2
votes

I am using lucene for searching and with tags i use the whitespace analyzer. It looks like its stored properly. With standard analyzer my 'C#' search will yield results for C, C++. Every analyzer i tried (i havent tried all) does this except for whitespace analyzer. This is fine except if i search c# i get no results (i'm using a lowercase C instead of uppercase). This is annoying if i search a title such as "Lucene insensitive whitespace analyzer?" when it happens to be "Lucene Insensitive Whitespace analyzer?". (Note the first 3 words start with upper and the last doesnt compared to my search with one upper and all lower).
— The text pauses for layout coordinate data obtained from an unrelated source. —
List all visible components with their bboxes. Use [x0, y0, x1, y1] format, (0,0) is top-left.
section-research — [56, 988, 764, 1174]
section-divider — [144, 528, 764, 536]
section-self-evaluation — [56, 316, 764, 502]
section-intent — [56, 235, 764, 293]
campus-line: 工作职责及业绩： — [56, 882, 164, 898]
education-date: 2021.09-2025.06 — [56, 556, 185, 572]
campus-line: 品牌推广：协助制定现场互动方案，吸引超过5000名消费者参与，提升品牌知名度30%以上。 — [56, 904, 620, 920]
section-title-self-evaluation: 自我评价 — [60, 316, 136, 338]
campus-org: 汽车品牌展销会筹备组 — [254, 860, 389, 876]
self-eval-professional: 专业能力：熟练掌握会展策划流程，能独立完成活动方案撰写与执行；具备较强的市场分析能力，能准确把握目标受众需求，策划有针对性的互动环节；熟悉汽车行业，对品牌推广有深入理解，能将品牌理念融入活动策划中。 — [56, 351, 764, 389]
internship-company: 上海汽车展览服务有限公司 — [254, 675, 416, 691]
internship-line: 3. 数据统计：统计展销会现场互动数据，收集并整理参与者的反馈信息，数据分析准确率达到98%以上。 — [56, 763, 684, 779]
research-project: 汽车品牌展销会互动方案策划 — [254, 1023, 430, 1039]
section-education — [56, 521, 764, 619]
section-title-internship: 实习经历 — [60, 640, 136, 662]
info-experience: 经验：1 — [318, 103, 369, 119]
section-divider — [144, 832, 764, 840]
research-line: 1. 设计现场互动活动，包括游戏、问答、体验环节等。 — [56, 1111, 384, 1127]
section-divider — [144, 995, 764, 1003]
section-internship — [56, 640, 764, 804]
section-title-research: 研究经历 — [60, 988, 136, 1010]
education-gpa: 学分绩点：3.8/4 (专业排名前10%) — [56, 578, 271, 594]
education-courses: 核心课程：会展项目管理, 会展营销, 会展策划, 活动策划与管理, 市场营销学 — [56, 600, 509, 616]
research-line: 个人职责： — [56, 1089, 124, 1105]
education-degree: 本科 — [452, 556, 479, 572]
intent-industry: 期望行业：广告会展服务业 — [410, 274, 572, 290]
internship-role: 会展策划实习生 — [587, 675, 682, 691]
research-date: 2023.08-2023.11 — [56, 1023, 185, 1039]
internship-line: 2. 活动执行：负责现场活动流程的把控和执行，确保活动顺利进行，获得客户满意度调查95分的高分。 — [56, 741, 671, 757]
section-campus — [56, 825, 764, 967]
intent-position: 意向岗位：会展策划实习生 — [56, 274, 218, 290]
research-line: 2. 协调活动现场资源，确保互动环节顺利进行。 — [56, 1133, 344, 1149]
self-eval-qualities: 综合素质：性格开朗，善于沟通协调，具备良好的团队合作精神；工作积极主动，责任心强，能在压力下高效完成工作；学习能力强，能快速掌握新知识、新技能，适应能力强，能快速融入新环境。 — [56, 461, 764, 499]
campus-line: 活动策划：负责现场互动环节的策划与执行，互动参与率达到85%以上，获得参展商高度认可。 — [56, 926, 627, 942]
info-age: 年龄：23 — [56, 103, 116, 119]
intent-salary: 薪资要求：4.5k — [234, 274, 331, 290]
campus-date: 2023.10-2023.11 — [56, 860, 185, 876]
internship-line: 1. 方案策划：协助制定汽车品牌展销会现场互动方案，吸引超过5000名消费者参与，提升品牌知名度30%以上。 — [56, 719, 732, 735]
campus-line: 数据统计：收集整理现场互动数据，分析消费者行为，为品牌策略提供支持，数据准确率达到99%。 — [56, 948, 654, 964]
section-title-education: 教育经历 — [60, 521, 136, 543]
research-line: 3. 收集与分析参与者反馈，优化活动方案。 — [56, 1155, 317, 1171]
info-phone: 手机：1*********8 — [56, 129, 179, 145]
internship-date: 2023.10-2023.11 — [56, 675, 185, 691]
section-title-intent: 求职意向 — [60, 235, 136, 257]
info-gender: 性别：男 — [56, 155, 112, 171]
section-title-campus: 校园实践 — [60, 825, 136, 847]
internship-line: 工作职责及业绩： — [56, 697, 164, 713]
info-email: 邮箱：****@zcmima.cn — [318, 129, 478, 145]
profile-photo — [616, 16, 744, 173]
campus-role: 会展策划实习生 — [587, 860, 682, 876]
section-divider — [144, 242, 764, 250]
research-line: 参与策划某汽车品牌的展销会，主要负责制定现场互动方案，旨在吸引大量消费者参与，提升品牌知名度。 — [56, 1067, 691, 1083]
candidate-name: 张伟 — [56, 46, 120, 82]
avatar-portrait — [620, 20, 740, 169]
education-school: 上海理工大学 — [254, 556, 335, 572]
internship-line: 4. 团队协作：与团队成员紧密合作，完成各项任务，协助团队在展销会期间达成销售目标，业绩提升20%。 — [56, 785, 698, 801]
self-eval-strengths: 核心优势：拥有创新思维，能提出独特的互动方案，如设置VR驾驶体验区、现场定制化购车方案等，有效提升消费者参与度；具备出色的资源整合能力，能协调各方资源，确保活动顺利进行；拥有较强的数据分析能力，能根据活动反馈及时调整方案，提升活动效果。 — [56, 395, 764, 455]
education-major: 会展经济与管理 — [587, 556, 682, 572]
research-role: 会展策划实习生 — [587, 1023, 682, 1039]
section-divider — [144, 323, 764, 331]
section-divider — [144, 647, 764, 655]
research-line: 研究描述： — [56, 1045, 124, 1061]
How do i make an insensitive whitespace analyzer? Note: WhitespaceAnalyzer is sealed.

3

3 Answers

3
votes

You can create a custom analyzer as below (for Lucene version 4.10.4 as an example)

import java.io.Reader;
import org.apache.lucene.analysis.Analyzer;
import org.apache.lucene.analysis.TokenStream;
import org.apache.lucene.analysis.Tokenizer;
import org.apache.lucene.analysis.core.LowerCaseFilter;
import org.apache.lucene.analysis.core.WhitespaceTokenizer;

public class CaseInsensitiveWhitespaceAnalyzer extends Analyzer {
    @Override
    protected TokenStreamComponents createComponents(String arg0, Reader arg1) {
            Tokenizer tokenizer = new WhitespaceTokenizer(arg1);
            TokenStream filter = new LowerCaseFilter(tokenizer);
            return new TokenStreamComponents(tokenizer, filter);
    }
}

And you can use the analyzer to config your index writer when indexing, and also use it to create your query parser when searching.

2
votes
class CaseInsensitiveWhitespaceAnalyzer : Analyzer
{
    public override TokenStream TokenStream(string fieldName, TextReader reader)
    {
        var tokenizer = new WhitespaceTokenizer(reader);
        var lowercaseFilter = new LowerCaseFilter(tokenizer);

        return new StopFilter(true, lowercaseFilter, StopAnalyzer.ENGLISH_STOP_WORDS_SET, true);
    }
}

Here's a C# version that works well for my use case.